586 colonels retired by Turkey’s supreme military council

586 colonels retired by Turkey’s supreme military council

586 colonels retired by Turkey’s supreme military council

AA photo

A total of 586 colonels have been retired from the army according to decisions taken at a meeting of Turkey’s Supreme Military Council (YAŞ) on Aug. 23, which convened for the second time in less than a month after the failed coup attempt of July 15.

A total of 470 of the retired colonels were from the Land Forces, 71 were from the Naval Forces while the other 45 were from the Air Force, the Defense Ministry announced, marking a first as previous decisions of the council had been announced by the Presidency.

In addition, the terms of office of 434 colonels were expanded for two years as of Aug. 30, according to the decision approved by President Recep Tayyip Erdoğan.

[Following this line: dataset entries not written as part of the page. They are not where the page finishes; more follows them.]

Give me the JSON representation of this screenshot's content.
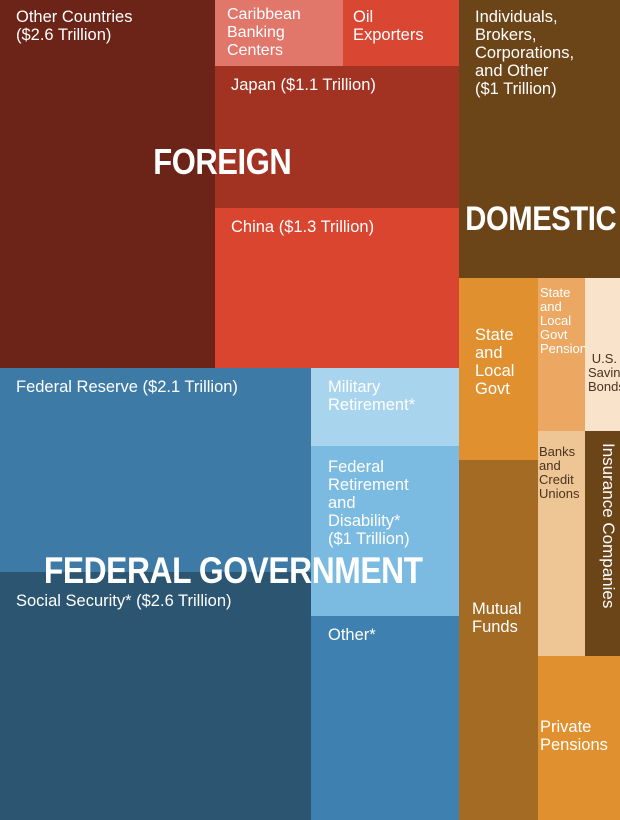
{
  "chart_data": {
    "type": "treemap",
    "groups": [
      {
        "label": "FOREIGN",
        "items": [
          {
            "id": "other_countries",
            "label": "Other Countries\n($2.6 Trillion)",
            "color": "#6b2417"
          },
          {
            "id": "caribbean",
            "label": "Caribbean\nBanking\nCenters",
            "color": "#e0776a"
          },
          {
            "id": "oil",
            "label": "Oil\nExporters",
            "color": "#d94631"
          },
          {
            "id": "japan",
            "label": "Japan ($1.1 Trillion)",
            "color": "#a23222"
          },
          {
            "id": "china",
            "label": "China ($1.3 Trillion)",
            "color": "#d9452e"
          }
        ]
      },
      {
        "label": "DOMESTIC",
        "items": [
          {
            "id": "individuals",
            "label": "Individuals,\nBrokers,\nCorporations,\nand Other\n($1 Trillion)",
            "color": "#6b4418"
          },
          {
            "id": "state_local",
            "label": "State\nand\nLocal\nGovt",
            "color": "#e0902e"
          },
          {
            "id": "state_pensions",
            "label": "State\nand\nLocal\nGovt\nPensions",
            "color": "#eca862"
          },
          {
            "id": "savings_bonds",
            "label": "U.S.\nSavings\nBonds",
            "color": "#f9e3ca"
          },
          {
            "id": "banks",
            "label": "Banks\nand\nCredit\nUnions",
            "color": "#eec594"
          },
          {
            "id": "insurance",
            "label": "Insurance Companies",
            "color": "#6b4418"
          },
          {
            "id": "mutual_funds",
            "label": "Mutual\nFunds",
            "color": "#a46b24"
          },
          {
            "id": "private_pensions",
            "label": "Private\nPensions",
            "color": "#e0902e"
          }
        ]
      },
      {
        "label": "FEDERAL GOVERNMENT",
        "items": [
          {
            "id": "fed_reserve",
            "label": "Federal Reserve ($2.1 Trillion)",
            "color": "#3d7ba6"
          },
          {
            "id": "military",
            "label": "Military\nRetirement*",
            "color": "#a8d4ee"
          },
          {
            "id": "fed_retirement",
            "label": "Federal\nRetirement\nand\nDisability*\n($1 Trillion)",
            "color": "#7bbbe2"
          },
          {
            "id": "social_security",
            "label": "Social Security* ($2.6 Trillion)",
            "color": "#2b5570"
          },
          {
            "id": "other_fed",
            "label": "Other*",
            "color": "#3e81b1"
          }
        ]
      }
    ]
  }
}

A total 372 of the colonels whose terms were expanded were from the Land Forces, 27 were from the Naval Forces and 35 were from the Air Force.

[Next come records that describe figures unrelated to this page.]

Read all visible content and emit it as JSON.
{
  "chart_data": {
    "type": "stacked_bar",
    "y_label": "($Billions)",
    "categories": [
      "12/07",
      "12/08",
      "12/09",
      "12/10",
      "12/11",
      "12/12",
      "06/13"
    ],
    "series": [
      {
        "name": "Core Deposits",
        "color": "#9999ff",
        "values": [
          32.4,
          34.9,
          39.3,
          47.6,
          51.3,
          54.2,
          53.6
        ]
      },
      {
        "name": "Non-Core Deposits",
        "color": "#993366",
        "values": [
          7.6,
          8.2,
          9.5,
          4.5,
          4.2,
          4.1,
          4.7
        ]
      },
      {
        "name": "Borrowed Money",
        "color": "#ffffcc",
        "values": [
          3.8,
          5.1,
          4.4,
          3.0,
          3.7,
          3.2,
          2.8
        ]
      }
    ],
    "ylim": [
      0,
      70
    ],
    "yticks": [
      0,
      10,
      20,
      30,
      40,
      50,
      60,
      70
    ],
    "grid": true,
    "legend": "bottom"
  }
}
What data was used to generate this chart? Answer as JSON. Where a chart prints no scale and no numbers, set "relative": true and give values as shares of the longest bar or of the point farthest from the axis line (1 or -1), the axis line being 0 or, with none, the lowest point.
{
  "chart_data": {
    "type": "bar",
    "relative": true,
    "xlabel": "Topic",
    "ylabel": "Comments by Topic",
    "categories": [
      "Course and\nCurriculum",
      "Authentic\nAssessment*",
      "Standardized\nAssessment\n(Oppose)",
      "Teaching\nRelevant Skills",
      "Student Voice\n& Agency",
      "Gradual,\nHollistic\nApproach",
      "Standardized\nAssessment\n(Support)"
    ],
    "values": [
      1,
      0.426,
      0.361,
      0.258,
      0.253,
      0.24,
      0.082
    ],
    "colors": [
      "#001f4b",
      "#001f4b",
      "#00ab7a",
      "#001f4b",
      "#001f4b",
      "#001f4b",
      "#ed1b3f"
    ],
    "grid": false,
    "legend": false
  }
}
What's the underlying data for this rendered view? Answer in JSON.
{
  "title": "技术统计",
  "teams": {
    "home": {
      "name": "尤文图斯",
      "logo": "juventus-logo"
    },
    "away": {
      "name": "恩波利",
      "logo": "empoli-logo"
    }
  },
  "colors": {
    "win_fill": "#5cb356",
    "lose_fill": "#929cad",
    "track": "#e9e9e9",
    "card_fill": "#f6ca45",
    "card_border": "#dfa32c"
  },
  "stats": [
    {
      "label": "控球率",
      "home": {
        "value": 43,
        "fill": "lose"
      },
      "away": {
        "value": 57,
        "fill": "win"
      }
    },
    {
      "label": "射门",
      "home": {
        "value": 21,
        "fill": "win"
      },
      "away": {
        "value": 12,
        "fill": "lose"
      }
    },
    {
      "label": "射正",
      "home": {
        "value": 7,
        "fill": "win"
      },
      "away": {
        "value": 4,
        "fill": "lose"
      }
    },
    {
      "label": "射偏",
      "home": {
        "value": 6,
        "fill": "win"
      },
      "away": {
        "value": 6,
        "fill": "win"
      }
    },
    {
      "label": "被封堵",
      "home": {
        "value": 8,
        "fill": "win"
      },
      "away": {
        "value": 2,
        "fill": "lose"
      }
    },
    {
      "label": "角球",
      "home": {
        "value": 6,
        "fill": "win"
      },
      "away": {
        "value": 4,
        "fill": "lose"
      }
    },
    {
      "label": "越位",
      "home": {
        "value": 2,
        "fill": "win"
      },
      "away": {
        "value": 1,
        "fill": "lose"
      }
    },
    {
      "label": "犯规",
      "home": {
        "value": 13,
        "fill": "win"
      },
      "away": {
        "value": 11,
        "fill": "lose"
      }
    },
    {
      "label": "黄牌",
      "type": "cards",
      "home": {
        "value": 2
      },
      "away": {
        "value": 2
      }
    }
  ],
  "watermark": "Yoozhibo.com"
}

Meanwhile, the total projected term in service of officers was decreased to 28 years from 31 years, in a move to reduce the high-ranking officer buildup gradually.

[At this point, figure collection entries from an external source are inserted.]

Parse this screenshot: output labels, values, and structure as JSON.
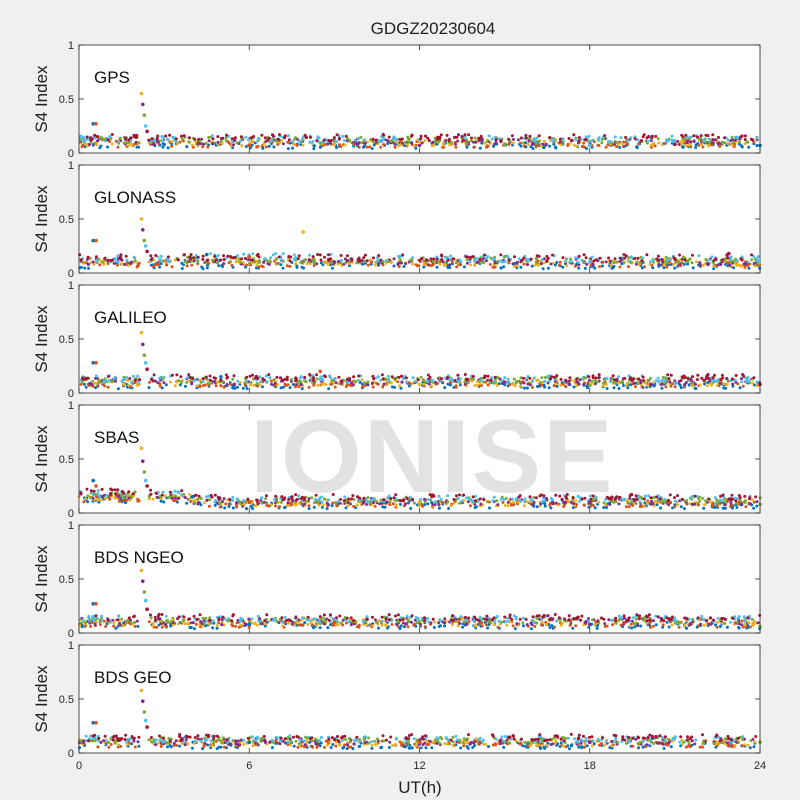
{
  "title": "GDGZ20230604",
  "watermark": "IONISE",
  "xlabel": "UT(h)",
  "colors": [
    "#0072BD",
    "#D95319",
    "#EDB120",
    "#7E2F8E",
    "#77AC30",
    "#4DBEEE",
    "#A2142F"
  ],
  "chart_data": [
    {
      "type": "scatter",
      "label": "GPS",
      "ylabel": "S4 Index",
      "xlim": [
        0,
        24
      ],
      "ylim": [
        0,
        1
      ],
      "yticks": [
        0,
        0.5,
        1
      ],
      "xticks": [
        0,
        6,
        12,
        18,
        24
      ],
      "series": [
        {
          "x": [
            0.5,
            0.6,
            2.2,
            2.25,
            2.3,
            2.35,
            2.4,
            3,
            6,
            9,
            12,
            15,
            18,
            21,
            24
          ],
          "y": [
            0.27,
            0.27,
            0.55,
            0.45,
            0.35,
            0.25,
            0.2,
            0.08,
            0.07,
            0.08,
            0.07,
            0.08,
            0.07,
            0.08,
            0.07
          ]
        }
      ]
    },
    {
      "type": "scatter",
      "label": "GLONASS",
      "ylabel": "S4 Index",
      "xlim": [
        0,
        24
      ],
      "ylim": [
        0,
        1
      ],
      "yticks": [
        0,
        0.5,
        1
      ],
      "xticks": [
        0,
        6,
        12,
        18,
        24
      ],
      "series": [
        {
          "x": [
            0.5,
            0.6,
            2.2,
            2.25,
            2.3,
            2.35,
            2.4,
            4.5,
            6,
            7.9,
            9,
            15,
            18,
            22.9
          ],
          "y": [
            0.3,
            0.3,
            0.5,
            0.4,
            0.3,
            0.25,
            0.2,
            0.17,
            0.15,
            0.38,
            0.1,
            0.15,
            0.1,
            0.18
          ]
        }
      ]
    },
    {
      "type": "scatter",
      "label": "GALILEO",
      "ylabel": "S4 Index",
      "xlim": [
        0,
        24
      ],
      "ylim": [
        0,
        1
      ],
      "yticks": [
        0,
        0.5,
        1
      ],
      "xticks": [
        0,
        6,
        12,
        18,
        24
      ],
      "series": [
        {
          "x": [
            0.5,
            0.6,
            2.2,
            2.25,
            2.3,
            2.35,
            2.4,
            5,
            8.5,
            12,
            15,
            18,
            21,
            24
          ],
          "y": [
            0.28,
            0.28,
            0.56,
            0.45,
            0.35,
            0.28,
            0.22,
            0.15,
            0.2,
            0.08,
            0.1,
            0.07,
            0.09,
            0.08
          ]
        }
      ]
    },
    {
      "type": "scatter",
      "label": "SBAS",
      "ylabel": "S4 Index",
      "xlim": [
        0,
        24
      ],
      "ylim": [
        0,
        1
      ],
      "yticks": [
        0,
        0.5,
        1
      ],
      "xticks": [
        0,
        6,
        12,
        18,
        24
      ],
      "series": [
        {
          "x": [
            0.5,
            0.6,
            2.2,
            2.25,
            2.3,
            2.35,
            2.4,
            4,
            6,
            12,
            18,
            24
          ],
          "y": [
            0.3,
            0.25,
            0.6,
            0.48,
            0.38,
            0.3,
            0.25,
            0.15,
            0.1,
            0.1,
            0.1,
            0.08
          ]
        }
      ]
    },
    {
      "type": "scatter",
      "label": "BDS NGEO",
      "ylabel": "S4 Index",
      "xlim": [
        0,
        24
      ],
      "ylim": [
        0,
        1
      ],
      "yticks": [
        0,
        0.5,
        1
      ],
      "xticks": [
        0,
        6,
        12,
        18,
        24
      ],
      "series": [
        {
          "x": [
            0.5,
            0.6,
            2.2,
            2.25,
            2.3,
            2.35,
            2.4,
            6,
            9,
            13.5,
            18,
            24
          ],
          "y": [
            0.27,
            0.27,
            0.58,
            0.48,
            0.38,
            0.3,
            0.22,
            0.08,
            0.1,
            0.13,
            0.08,
            0.06
          ]
        }
      ]
    },
    {
      "type": "scatter",
      "label": "BDS GEO",
      "ylabel": "S4 Index",
      "xlim": [
        0,
        24
      ],
      "ylim": [
        0,
        1
      ],
      "yticks": [
        0,
        0.5,
        1
      ],
      "xticks": [
        0,
        6,
        12,
        18,
        24
      ],
      "series": [
        {
          "x": [
            0.5,
            0.6,
            2.2,
            2.25,
            2.3,
            2.35,
            2.4,
            6,
            12,
            14,
            18,
            24
          ],
          "y": [
            0.28,
            0.28,
            0.58,
            0.48,
            0.38,
            0.3,
            0.24,
            0.1,
            0.1,
            0.13,
            0.1,
            0.1
          ]
        }
      ]
    }
  ]
}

The YAŞ also witnessed a new composition, with Turkey’s defense, foreign, interior, justice and deputy prime ministers participating in the meeting for the first time under the leadership of Prime Minister Binali Yıldırım, according to a decree law to increase the civilian authority to avoid future coup attempts.

The council which convened on July 28, for the first time after the failed coup attempt, decided to expand the mandate of the top military echelon, except for Gendarmerie Forces Commander Galip Mendi, who retired due to the age limitation. 

Chief of General Staff Gen. Hulusi Akar, Land Forces Commander Gen. Salih Zeki Çolak, Air Force Commander Gen. Abidin Ünal and Naval Forces Commander Adm. Bülent Bostanoğlu remained in their positions, despite their negligence in preventing the coup attempt.

Thousands of high-ranking military personnel, including around 200 generals, had earlier been suspended from the army on the grounds that they had links with the Fethullahist Terrorist Organization (FETÖ), which was accused of orchestrating the coup attempt.